Roriz e Nenê depuseram como parte das investigações da Operação Aquarela, deflagrada em junho deste ano – ação que resultou na renúncia de Roriz ao mandato de senador, em 4 de julho.
Nenê Constantino, que ainda presta os esclarecimentos à Polícia, chegou à delegacia por volta das 15 horas e foi agressivo com a imprensa desde o momento em que desceu do carro. Ao ver os fotógrafos por perto, primeiro deu um tapa na câmera de Alan Marques. Em seguida, ameaçou jogar uma pedra, mas foi impedido por seu advogado, Hermano Camargo. Depois, entrou na delegacia empurrando os jornalistas que o aguardavam para que falasse.
Mais tarde, o advogado de Nenê disse que o empresário “não estava nervoso” e já havia pedido desculpas ao fotógrafo. Ele afirmou, ainda, que o depoimento do seu cliente era apenas como testemunha, e que sobre ele não pesava qualquer acusação.
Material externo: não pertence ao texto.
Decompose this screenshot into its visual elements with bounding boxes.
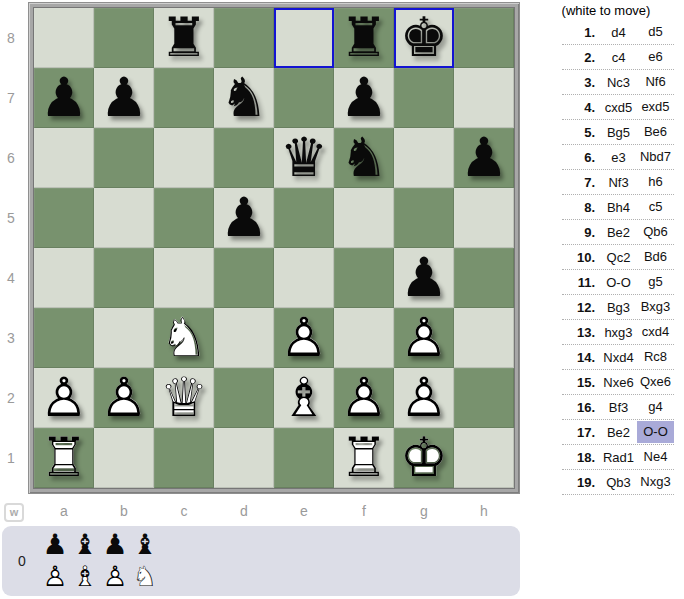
move-number-16: 16. (562, 400, 600, 415)
square-g6[interactable] (394, 128, 454, 188)
square-e1[interactable] (274, 428, 334, 488)
move-14-black[interactable]: Rc8 (637, 346, 674, 368)
move-list-header: (white to move) (538, 3, 674, 18)
rank-label-2: 2 (0, 368, 22, 428)
move-number-13: 13. (562, 325, 600, 340)
square-e4[interactable] (274, 248, 334, 308)
captured-black-pieces-row: ♟♝♟♝ (40, 529, 160, 561)
white-bishop: ♝♗ (70, 561, 100, 593)
white-pawn: ♟♙ (274, 308, 334, 368)
square-h2[interactable] (454, 368, 514, 428)
move-6-white[interactable]: e3 (600, 150, 637, 165)
square-f6[interactable]: ♞ (334, 128, 394, 188)
move-number-17: 17. (562, 425, 600, 440)
move-5-black[interactable]: Be6 (637, 121, 674, 143)
file-label-b: b (94, 501, 154, 521)
move-row-6: 6.e3Nbd7 (562, 145, 674, 170)
square-f2[interactable]: ♟♙ (334, 368, 394, 428)
white-knight-outline: ♘ (130, 561, 160, 593)
square-g8[interactable]: ♚ (394, 8, 454, 68)
square-a3[interactable] (34, 308, 94, 368)
white-pawn: ♟♙ (40, 561, 70, 593)
square-d3[interactable] (214, 308, 274, 368)
black-rook-glyph: ♜ (334, 8, 394, 68)
square-e3[interactable]: ♟♙ (274, 308, 334, 368)
white-pawn: ♟♙ (394, 368, 454, 428)
move-row-19: 19.Qb3Nxg3 (562, 470, 674, 495)
rank-label-8: 8 (0, 8, 22, 68)
move-19-black[interactable]: Nxg3 (637, 471, 674, 493)
move-row-16: 16.Bf3g4 (562, 395, 674, 420)
chess-board: ♜♜♚♟♟♞♟♛♞♟♟♟♞♘♟♙♟♙♟♙♟♙♛♕♝♗♟♙♟♙♜♖♜♖♚♔ (33, 7, 515, 489)
captured-pieces: ♟♝♟♝♟♙♝♗♟♙♞♘ (40, 529, 160, 593)
square-b4[interactable] (94, 248, 154, 308)
rank-label-6: 6 (0, 128, 22, 188)
square-g1[interactable]: ♚♔ (394, 428, 454, 488)
move-number-11: 11. (562, 275, 600, 290)
black-bishop: ♝ (70, 529, 100, 561)
square-g4[interactable]: ♟ (394, 248, 454, 308)
white-pawn: ♟♙ (394, 308, 454, 368)
square-a1[interactable]: ♜♖ (34, 428, 94, 488)
square-h5[interactable] (454, 188, 514, 248)
white-pawn-outline: ♙ (94, 368, 154, 428)
move-number-10: 10. (562, 250, 600, 265)
square-a8[interactable] (34, 8, 94, 68)
file-label-g: g (394, 501, 454, 521)
move-15-black[interactable]: Qxe6 (637, 371, 674, 393)
square-a5[interactable] (34, 188, 94, 248)
move-14-white[interactable]: Nxd4 (600, 350, 637, 365)
square-g3[interactable]: ♟♙ (394, 308, 454, 368)
white-rook: ♜♖ (334, 428, 394, 488)
square-f4[interactable] (334, 248, 394, 308)
square-f3[interactable] (334, 308, 394, 368)
square-d2[interactable] (214, 368, 274, 428)
move-7-black[interactable]: h6 (637, 171, 674, 193)
square-e2[interactable]: ♝♗ (274, 368, 334, 428)
move-9-black[interactable]: Qb6 (637, 221, 674, 243)
black-rook-glyph: ♜ (154, 8, 214, 68)
black-pawn-glyph: ♟ (334, 68, 394, 128)
square-b3[interactable] (94, 308, 154, 368)
move-number-9: 9. (562, 225, 600, 240)
white-pawn: ♟♙ (94, 368, 154, 428)
square-h3[interactable] (454, 308, 514, 368)
move-4-black[interactable]: exd5 (637, 96, 674, 118)
square-d7[interactable]: ♞ (214, 68, 274, 128)
black-pawn-glyph: ♟ (214, 188, 274, 248)
black-pawn-glyph: ♟ (394, 248, 454, 308)
white-pawn-outline: ♙ (394, 368, 454, 428)
white-king-outline: ♔ (394, 428, 454, 488)
chess-board-frame: ♜♜♚♟♟♞♟♛♞♟♟♟♞♘♟♙♟♙♟♙♟♙♛♕♝♗♟♙♟♙♜♖♜♖♚♔ (28, 2, 520, 494)
square-c8[interactable]: ♜ (154, 8, 214, 68)
black-pawn-glyph: ♟ (454, 128, 514, 188)
square-e8[interactable] (274, 8, 334, 68)
square-c1[interactable] (154, 428, 214, 488)
move-number-2: 2. (562, 50, 600, 65)
square-c6[interactable] (154, 128, 214, 188)
black-king-glyph: ♚ (394, 8, 454, 68)
white-pawn: ♟♙ (100, 561, 130, 593)
square-h6[interactable]: ♟ (454, 128, 514, 188)
white-knight-outline: ♘ (154, 308, 214, 368)
move-row-14: 14.Nxd4Rc8 (562, 345, 674, 370)
square-g5[interactable] (394, 188, 454, 248)
square-c7[interactable] (154, 68, 214, 128)
square-b2[interactable]: ♟♙ (94, 368, 154, 428)
move-18-black[interactable]: Ne4 (637, 446, 674, 468)
move-row-18: 18.Rad1Ne4 (562, 445, 674, 470)
move-16-black[interactable]: g4 (637, 396, 674, 418)
move-row-7: 7.Nf3h6 (562, 170, 674, 195)
square-f5[interactable] (334, 188, 394, 248)
square-g2[interactable]: ♟♙ (394, 368, 454, 428)
black-pawn: ♟ (40, 529, 70, 561)
square-h7[interactable] (454, 68, 514, 128)
white-bishop-outline: ♗ (70, 561, 100, 593)
square-e5[interactable] (274, 188, 334, 248)
move-13-black[interactable]: cxd4 (637, 321, 674, 343)
move-12-white[interactable]: Bg3 (600, 300, 637, 315)
move-row-2: 2.c4e6 (562, 45, 674, 70)
square-d8[interactable] (214, 8, 274, 68)
move-number-6: 6. (562, 150, 600, 165)
move-1-black[interactable]: d5 (637, 21, 674, 43)
black-pawn: ♟ (100, 529, 130, 561)
white-king: ♚♔ (394, 428, 454, 488)
square-h4[interactable] (454, 248, 514, 308)
move-10-white[interactable]: Qc2 (600, 250, 637, 265)
black-bishop-glyph: ♝ (130, 529, 160, 561)
square-f8[interactable]: ♜ (334, 8, 394, 68)
square-g7[interactable] (394, 68, 454, 128)
square-c4[interactable] (154, 248, 214, 308)
move-3-white[interactable]: Nc3 (600, 75, 637, 90)
black-bishop-glyph: ♝ (70, 529, 100, 561)
move-row-5: 5.Bg5Be6 (562, 120, 674, 145)
black-king: ♚ (394, 8, 454, 68)
black-knight: ♞ (214, 68, 274, 128)
square-d1[interactable] (214, 428, 274, 488)
move-row-10: 10.Qc2Bd6 (562, 245, 674, 270)
black-pawn: ♟ (214, 188, 274, 248)
move-number-19: 19. (562, 475, 600, 490)
white-pawn-outline: ♙ (274, 308, 334, 368)
square-f7[interactable]: ♟ (334, 68, 394, 128)
move-3-black[interactable]: Nf6 (637, 71, 674, 93)
move-6-black[interactable]: Nbd7 (637, 146, 674, 168)
white-rook-outline: ♖ (34, 428, 94, 488)
move-row-1: 1.d4d5 (562, 20, 674, 45)
move-11-white[interactable]: O-O (600, 275, 637, 290)
white-pawn: ♟♙ (334, 368, 394, 428)
square-a7[interactable]: ♟ (34, 68, 94, 128)
turn-indicator: w (4, 503, 24, 522)
move-row-4: 4.cxd5exd5 (562, 95, 674, 120)
move-2-white[interactable]: c4 (600, 50, 637, 65)
white-pawn-outline: ♙ (40, 561, 70, 593)
square-b5[interactable] (94, 188, 154, 248)
move-19-white[interactable]: Qb3 (600, 475, 637, 490)
rank-label-7: 7 (0, 68, 22, 128)
move-1-white[interactable]: d4 (600, 25, 637, 40)
black-knight: ♞ (334, 128, 394, 188)
square-b7[interactable]: ♟ (94, 68, 154, 128)
white-pawn-outline: ♙ (334, 368, 394, 428)
square-a2[interactable]: ♟♙ (34, 368, 94, 428)
white-bishop: ♝♗ (274, 368, 334, 428)
move-row-13: 13.hxg3cxd4 (562, 320, 674, 345)
square-f1[interactable]: ♜♖ (334, 428, 394, 488)
move-number-1: 1. (562, 25, 600, 40)
white-pawn-outline: ♙ (34, 368, 94, 428)
square-e7[interactable] (274, 68, 334, 128)
move-18-white[interactable]: Rad1 (600, 450, 637, 465)
move-number-8: 8. (562, 200, 600, 215)
rank-label-3: 3 (0, 308, 22, 368)
move-row-9: 9.Be2Qb6 (562, 220, 674, 245)
square-c2[interactable]: ♛♕ (154, 368, 214, 428)
square-b1[interactable] (94, 428, 154, 488)
square-c5[interactable] (154, 188, 214, 248)
black-queen-glyph: ♛ (274, 128, 334, 188)
white-knight: ♞♘ (130, 561, 160, 593)
move-number-4: 4. (562, 100, 600, 115)
captured-pieces-tray: 0 ♟♝♟♝♟♙♝♗♟♙♞♘ (2, 526, 520, 596)
move-17-black[interactable]: O-O (637, 421, 674, 443)
white-bishop-outline: ♗ (274, 368, 334, 428)
move-5-white[interactable]: Bg5 (600, 125, 637, 140)
square-c3[interactable]: ♞♘ (154, 308, 214, 368)
move-2-black[interactable]: e6 (637, 46, 674, 68)
file-label-h: h (454, 501, 514, 521)
move-12-black[interactable]: Bxg3 (637, 296, 674, 318)
square-e6[interactable]: ♛ (274, 128, 334, 188)
square-b8[interactable] (94, 8, 154, 68)
square-a6[interactable] (34, 128, 94, 188)
move-7-white[interactable]: Nf3 (600, 175, 637, 190)
move-number-3: 3. (562, 75, 600, 90)
move-number-18: 18. (562, 450, 600, 465)
black-rook: ♜ (154, 8, 214, 68)
black-pawn-glyph: ♟ (100, 529, 130, 561)
material-score: 0 (12, 526, 32, 596)
move-row-17: 17.Be2O-O (562, 420, 674, 445)
move-9-white[interactable]: Be2 (600, 225, 637, 240)
move-number-15: 15. (562, 375, 600, 390)
white-pawn-outline: ♙ (394, 308, 454, 368)
move-8-white[interactable]: Bh4 (600, 200, 637, 215)
move-row-11: 11.O-Og5 (562, 270, 674, 295)
black-pawn-glyph: ♟ (34, 68, 94, 128)
move-number-5: 5. (562, 125, 600, 140)
move-15-white[interactable]: Nxe6 (600, 375, 637, 390)
white-queen-outline: ♕ (154, 368, 214, 428)
move-4-white[interactable]: cxd5 (600, 100, 637, 115)
square-d5[interactable]: ♟ (214, 188, 274, 248)
move-10-black[interactable]: Bd6 (637, 246, 674, 268)
move-number-12: 12. (562, 300, 600, 315)
file-label-d: d (214, 501, 274, 521)
square-d6[interactable] (214, 128, 274, 188)
square-a4[interactable] (34, 248, 94, 308)
move-16-white[interactable]: Bf3 (600, 400, 637, 415)
white-rook: ♜♖ (34, 428, 94, 488)
rank-label-5: 5 (0, 188, 22, 248)
square-b6[interactable] (94, 128, 154, 188)
black-pawn: ♟ (34, 68, 94, 128)
file-label-c: c (154, 501, 214, 521)
black-pawn: ♟ (94, 68, 154, 128)
white-queen: ♛♕ (154, 368, 214, 428)
black-queen: ♛ (274, 128, 334, 188)
move-11-black[interactable]: g5 (637, 271, 674, 293)
move-number-7: 7. (562, 175, 600, 190)
black-pawn-glyph: ♟ (94, 68, 154, 128)
white-rook-outline: ♖ (334, 428, 394, 488)
move-number-14: 14. (562, 350, 600, 365)
move-8-black[interactable]: c5 (637, 196, 674, 218)
white-pawn-outline: ♙ (100, 561, 130, 593)
black-pawn: ♟ (334, 68, 394, 128)
black-knight-glyph: ♞ (214, 68, 274, 128)
move-13-white[interactable]: hxg3 (600, 325, 637, 340)
black-knight-glyph: ♞ (334, 128, 394, 188)
move-row-15: 15.Nxe6Qxe6 (562, 370, 674, 395)
black-bishop: ♝ (130, 529, 160, 561)
square-h1[interactable] (454, 428, 514, 488)
black-rook: ♜ (334, 8, 394, 68)
square-h8[interactable] (454, 8, 514, 68)
move-row-12: 12.Bg3Bxg3 (562, 295, 674, 320)
move-17-white[interactable]: Be2 (600, 425, 637, 440)
move-list: 1.d4d52.c4e63.Nc3Nf64.cxd5exd55.Bg5Be66.… (562, 20, 674, 495)
white-knight: ♞♘ (154, 308, 214, 368)
file-label-f: f (334, 501, 394, 521)
black-pawn: ♟ (454, 128, 514, 188)
white-pawn: ♟♙ (34, 368, 94, 428)
move-row-3: 3.Nc3Nf6 (562, 70, 674, 95)
file-label-a: a (34, 501, 94, 521)
rank-label-4: 4 (0, 248, 22, 308)
black-pawn: ♟ (394, 248, 454, 308)
captured-white-pieces-row: ♟♙♝♗♟♙♞♘ (40, 561, 160, 593)
rank-label-1: 1 (0, 428, 22, 488)
move-row-8: 8.Bh4c5 (562, 195, 674, 220)
square-d4[interactable] (214, 248, 274, 308)
black-pawn-glyph: ♟ (40, 529, 70, 561)
file-label-e: e (274, 501, 334, 521)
O depoimento de Roriz começou às 13 horas. Antes, ele disse que estava na delegacia para “resolver assuntos particulares, pois o dinheiro que tinha movimentado era um negócio privado e não tinha a ver com a coisa pública – e se não é público, não é crime”.
Gravações telefônicas com autorização da Justiça flagraram o ex-senador e o presidente do BRB, Tarcísio Franklin de Moura, negociando a partilha de um cheque de R$ 2,2 milhões, recebido por Roriz. A divisão seria feita no escritório de Nenê Constantino. Segundo Roriz, o dinheiro era destinado à compra de uma bezerra e a prestar auxílio financeiro a um parente. Por isso, teria usado apenas R$ 300 mil do total do cheque.
Após cinco horas de depoimento, Roriz reafirmou que se tratava de uma operação que não envolvia o bem público. Fez acusações: “Convivi com pessoas lá dentro do Senado que estavam montando um complô contra mim, para minimizar a crise que estava acontecendo”. E disse estar “tranquilíssimo, tanto que abri mão do meu foro privilegiado para vir aqui para a planície, para o homem comum, para defender minha honra aqui nesta cidade”.
Até o dia 1º de novembro a Polícia Civil pretende ouvir 11 pessoas. O depoimento de Tarcísio Franklin de Moura, ex-presidente do BRB, está previsto para terça-feira.